With uncertainty from both the pandemic and Brexit still looming, business and investments are simply not pouring in fast enough. Experts predict that a full economic recovery is not likely to happen until 2022.
Clearly, the UK and its citizens are in a tough financial spot. In particular, individuals planning for their eventual retirement are being forced to re-evaluate their future plans—but just how worried should they be? To answer that question, one would have to look at how COVID-19 has affected retirement planning in the UK.
Adults putting retirement plans on hold
With businesses downsizing or pausing operations, many Brits have been furloughed or made redundant. The sudden loss of income has thrown a wrench into people’s retirement plans. Indeed, according to a YouGov survey, one in eight workers over the age of 55 are considering delaying their retirement. A separate report by the Institute of Fiscal Studies might explain why: One-third of UK employees have suffered financially as a direct result of the pandemic.
There are persisting concerns about the value of their pension pots, as well as the deductions many have made from their savings and retirement accounts. For one, pension schemes invest in stocks and other securities, which have taken a hit over the last year. The value of their pension pots have likely diminished along with other investments. And by delaying their retirement, workers hope to earn more and replenish their accounts, so they will be fully funded by the time they reach their retirement age.
Withdrawals from pension pots surge
The size of your retirement fund, which could be spread across various pension funds and assets, could have also taken a hit due to a succession of withdrawals. Ideally, retirement planning experts recommend a pension pot of approximately £300,000, given that retirees typically spend an average of £27,000 per year. A pension pot of that size could last a retiree for a little over a decade and leaving it untouched until then is always the best course of action.
However, there has been an uptick in pension fund withdrawals, says HM Revenue & Customs. HMRC attributed it to the need for cash to pay for living expenses while people dealt with a reduction in incomes. But dipping into your retirement fund should always be the last resort. Trying to hit £300,000 should be a retirement goal that Brits work towards, while paying for any withdrawals made prematurely.

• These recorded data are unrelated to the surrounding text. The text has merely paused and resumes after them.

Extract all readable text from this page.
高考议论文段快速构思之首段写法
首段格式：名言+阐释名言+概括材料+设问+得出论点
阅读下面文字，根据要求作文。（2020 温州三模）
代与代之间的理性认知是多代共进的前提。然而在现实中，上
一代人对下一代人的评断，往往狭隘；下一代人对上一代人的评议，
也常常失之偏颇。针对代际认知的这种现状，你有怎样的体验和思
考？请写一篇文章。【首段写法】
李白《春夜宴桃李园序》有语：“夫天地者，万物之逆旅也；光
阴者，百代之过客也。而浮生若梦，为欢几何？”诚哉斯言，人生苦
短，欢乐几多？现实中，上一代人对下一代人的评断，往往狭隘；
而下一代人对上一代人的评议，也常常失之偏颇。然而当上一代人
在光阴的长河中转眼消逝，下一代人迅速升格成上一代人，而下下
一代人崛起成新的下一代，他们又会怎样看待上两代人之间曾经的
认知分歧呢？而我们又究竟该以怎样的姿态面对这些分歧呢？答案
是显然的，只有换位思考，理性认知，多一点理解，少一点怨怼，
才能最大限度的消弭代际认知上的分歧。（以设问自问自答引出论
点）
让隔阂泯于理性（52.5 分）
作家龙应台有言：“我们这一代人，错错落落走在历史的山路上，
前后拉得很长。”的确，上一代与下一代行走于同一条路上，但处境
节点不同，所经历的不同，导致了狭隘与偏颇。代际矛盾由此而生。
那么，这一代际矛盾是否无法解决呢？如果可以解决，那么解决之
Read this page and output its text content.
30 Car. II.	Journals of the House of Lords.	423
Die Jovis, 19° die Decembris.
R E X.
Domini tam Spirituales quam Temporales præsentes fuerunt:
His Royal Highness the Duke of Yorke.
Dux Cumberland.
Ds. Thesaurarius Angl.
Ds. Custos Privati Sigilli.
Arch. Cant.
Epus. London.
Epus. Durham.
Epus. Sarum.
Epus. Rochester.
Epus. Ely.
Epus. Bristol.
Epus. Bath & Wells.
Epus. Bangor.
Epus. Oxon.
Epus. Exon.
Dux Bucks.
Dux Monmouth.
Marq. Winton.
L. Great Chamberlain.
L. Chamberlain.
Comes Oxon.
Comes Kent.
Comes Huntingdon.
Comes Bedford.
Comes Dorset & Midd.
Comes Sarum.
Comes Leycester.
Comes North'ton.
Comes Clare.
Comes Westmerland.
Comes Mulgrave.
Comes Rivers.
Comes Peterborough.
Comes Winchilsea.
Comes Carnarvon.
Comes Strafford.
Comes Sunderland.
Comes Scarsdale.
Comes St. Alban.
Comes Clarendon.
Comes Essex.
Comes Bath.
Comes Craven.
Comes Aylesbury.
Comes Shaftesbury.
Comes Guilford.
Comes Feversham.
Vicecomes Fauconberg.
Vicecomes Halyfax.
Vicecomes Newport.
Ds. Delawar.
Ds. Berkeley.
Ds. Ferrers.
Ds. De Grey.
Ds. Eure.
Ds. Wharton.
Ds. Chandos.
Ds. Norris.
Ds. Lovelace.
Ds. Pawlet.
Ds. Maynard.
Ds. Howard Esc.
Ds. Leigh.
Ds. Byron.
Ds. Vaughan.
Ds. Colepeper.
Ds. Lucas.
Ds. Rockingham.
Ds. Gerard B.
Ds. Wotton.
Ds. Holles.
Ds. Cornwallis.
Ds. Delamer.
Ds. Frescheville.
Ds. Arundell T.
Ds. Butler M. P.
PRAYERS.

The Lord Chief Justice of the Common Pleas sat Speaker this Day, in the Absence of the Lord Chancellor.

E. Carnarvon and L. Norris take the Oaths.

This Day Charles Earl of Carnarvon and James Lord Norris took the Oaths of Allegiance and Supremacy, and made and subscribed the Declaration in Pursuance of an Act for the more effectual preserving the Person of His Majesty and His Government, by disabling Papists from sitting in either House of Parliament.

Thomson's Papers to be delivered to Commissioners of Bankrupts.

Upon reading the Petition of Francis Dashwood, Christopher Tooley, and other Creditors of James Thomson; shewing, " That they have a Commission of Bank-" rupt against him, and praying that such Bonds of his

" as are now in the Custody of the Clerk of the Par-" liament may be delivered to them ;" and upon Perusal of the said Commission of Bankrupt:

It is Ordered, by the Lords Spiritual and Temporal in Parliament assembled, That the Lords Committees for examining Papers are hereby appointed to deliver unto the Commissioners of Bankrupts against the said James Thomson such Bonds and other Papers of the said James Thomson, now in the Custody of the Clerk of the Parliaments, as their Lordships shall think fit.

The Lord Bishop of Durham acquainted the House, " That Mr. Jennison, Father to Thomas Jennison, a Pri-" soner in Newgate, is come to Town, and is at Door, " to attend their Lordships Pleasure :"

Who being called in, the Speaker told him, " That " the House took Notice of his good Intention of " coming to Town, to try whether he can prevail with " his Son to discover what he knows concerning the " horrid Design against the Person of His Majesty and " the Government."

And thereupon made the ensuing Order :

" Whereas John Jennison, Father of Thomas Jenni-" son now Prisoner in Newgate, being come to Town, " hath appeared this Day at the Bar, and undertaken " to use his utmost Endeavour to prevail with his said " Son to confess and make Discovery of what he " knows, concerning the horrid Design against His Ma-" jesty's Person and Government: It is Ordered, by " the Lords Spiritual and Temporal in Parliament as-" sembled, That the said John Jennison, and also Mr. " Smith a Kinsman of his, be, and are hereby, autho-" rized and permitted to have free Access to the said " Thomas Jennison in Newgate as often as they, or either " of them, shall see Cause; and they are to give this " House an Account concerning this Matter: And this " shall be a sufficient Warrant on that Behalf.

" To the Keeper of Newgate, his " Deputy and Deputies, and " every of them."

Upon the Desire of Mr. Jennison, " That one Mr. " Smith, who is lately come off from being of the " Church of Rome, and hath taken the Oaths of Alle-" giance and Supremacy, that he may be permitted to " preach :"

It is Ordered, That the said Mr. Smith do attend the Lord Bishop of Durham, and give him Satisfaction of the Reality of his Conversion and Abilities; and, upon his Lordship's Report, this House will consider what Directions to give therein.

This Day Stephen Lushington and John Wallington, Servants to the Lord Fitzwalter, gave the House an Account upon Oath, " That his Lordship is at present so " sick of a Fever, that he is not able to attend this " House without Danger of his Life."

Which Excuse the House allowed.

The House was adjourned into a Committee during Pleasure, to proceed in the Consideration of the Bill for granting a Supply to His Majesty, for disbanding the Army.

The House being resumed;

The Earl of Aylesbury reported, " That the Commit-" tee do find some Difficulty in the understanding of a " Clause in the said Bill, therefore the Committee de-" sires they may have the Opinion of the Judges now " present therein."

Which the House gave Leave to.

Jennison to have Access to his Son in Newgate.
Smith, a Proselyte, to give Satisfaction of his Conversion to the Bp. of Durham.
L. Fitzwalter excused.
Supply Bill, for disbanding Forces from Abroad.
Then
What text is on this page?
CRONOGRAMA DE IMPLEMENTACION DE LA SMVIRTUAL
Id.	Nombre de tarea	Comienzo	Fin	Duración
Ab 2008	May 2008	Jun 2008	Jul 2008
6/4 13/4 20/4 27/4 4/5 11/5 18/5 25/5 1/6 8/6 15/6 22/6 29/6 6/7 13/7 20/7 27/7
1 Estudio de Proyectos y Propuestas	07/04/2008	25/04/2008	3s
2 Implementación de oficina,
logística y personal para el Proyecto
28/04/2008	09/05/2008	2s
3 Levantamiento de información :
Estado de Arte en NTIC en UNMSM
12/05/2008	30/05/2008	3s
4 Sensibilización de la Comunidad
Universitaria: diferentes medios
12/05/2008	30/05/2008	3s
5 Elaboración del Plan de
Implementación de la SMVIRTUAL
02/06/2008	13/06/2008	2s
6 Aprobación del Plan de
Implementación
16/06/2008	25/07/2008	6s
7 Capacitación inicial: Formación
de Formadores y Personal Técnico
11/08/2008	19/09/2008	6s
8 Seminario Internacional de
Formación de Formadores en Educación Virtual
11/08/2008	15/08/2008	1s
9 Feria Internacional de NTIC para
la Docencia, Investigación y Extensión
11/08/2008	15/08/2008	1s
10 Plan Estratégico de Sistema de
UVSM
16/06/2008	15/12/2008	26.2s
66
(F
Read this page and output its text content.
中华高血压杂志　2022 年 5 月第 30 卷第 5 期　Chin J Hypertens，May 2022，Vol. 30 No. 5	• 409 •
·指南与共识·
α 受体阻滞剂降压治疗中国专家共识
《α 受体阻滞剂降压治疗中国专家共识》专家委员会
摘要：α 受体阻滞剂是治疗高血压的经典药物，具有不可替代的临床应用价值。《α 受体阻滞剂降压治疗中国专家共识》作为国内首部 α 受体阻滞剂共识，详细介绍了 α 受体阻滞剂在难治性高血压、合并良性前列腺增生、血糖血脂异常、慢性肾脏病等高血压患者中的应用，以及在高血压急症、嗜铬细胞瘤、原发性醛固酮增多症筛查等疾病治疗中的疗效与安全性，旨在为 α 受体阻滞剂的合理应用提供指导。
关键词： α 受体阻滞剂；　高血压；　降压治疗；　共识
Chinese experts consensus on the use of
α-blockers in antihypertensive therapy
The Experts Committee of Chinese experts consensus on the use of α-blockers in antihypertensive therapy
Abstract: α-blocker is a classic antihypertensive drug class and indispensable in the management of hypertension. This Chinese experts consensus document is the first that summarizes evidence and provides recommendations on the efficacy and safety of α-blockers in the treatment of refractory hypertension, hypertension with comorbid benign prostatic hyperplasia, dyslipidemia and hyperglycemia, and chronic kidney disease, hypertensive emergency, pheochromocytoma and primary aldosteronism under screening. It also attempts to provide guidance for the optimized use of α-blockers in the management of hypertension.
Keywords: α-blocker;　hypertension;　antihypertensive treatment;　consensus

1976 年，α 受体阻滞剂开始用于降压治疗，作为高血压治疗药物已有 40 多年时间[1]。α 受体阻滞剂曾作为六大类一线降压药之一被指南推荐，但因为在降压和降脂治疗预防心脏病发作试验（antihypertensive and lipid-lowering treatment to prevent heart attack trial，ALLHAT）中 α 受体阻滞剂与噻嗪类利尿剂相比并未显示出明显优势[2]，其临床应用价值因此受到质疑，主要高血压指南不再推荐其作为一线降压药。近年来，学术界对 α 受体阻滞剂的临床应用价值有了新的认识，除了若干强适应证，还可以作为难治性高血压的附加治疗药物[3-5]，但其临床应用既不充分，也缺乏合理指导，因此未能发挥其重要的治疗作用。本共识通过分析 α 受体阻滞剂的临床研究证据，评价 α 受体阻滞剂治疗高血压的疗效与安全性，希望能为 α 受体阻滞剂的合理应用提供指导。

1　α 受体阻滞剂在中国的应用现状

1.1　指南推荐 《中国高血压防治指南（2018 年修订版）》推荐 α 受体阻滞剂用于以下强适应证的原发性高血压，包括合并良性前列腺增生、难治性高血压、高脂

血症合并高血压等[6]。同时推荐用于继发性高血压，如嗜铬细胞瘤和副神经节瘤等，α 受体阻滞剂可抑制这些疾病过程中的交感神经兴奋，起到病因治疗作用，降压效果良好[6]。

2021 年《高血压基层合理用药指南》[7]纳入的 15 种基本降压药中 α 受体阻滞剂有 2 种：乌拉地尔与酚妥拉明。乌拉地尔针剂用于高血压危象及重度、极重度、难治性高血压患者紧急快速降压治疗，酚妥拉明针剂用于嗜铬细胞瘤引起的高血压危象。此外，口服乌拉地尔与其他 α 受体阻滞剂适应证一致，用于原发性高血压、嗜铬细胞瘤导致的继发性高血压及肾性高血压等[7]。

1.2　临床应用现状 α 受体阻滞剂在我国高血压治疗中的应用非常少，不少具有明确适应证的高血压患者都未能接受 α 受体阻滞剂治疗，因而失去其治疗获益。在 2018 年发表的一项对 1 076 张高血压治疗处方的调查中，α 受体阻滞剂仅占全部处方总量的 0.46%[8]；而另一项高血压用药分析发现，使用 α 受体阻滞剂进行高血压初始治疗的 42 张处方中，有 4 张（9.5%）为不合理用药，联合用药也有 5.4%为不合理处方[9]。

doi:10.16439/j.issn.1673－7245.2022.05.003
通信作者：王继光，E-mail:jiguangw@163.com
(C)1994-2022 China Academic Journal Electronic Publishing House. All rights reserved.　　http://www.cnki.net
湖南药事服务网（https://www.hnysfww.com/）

Assessing COVID-19’s impact on your retirement plans
Everyone has been financially impacted by the pandemic to an extent. But, there is no reason to panic if retirement is still years down the line for you. The economy will rebound and, if expert predictions prove true, it could happen next year. The value of your pension pot will eventually regain its health as long as you stay on track with your contributions.
If your scheduled retirement is coming soon, however, you might consider downsizing. Watch your expenses so you can live off of your retirement income with no trouble. One other consideration is to postpone your retirement. There is no longer a default retirement age in the UK, which allows you to continue working and generating a steady income as long as you are able. The good news is that workplaces are more accommodating now, so you might be able to enjoy greater flexibility at work.
These are uniquely challenging times that we’ve all had to adjust to. You might have to make some sacrifices, like the age you plan on officially retiring, but for the security of your future, it will be worth it.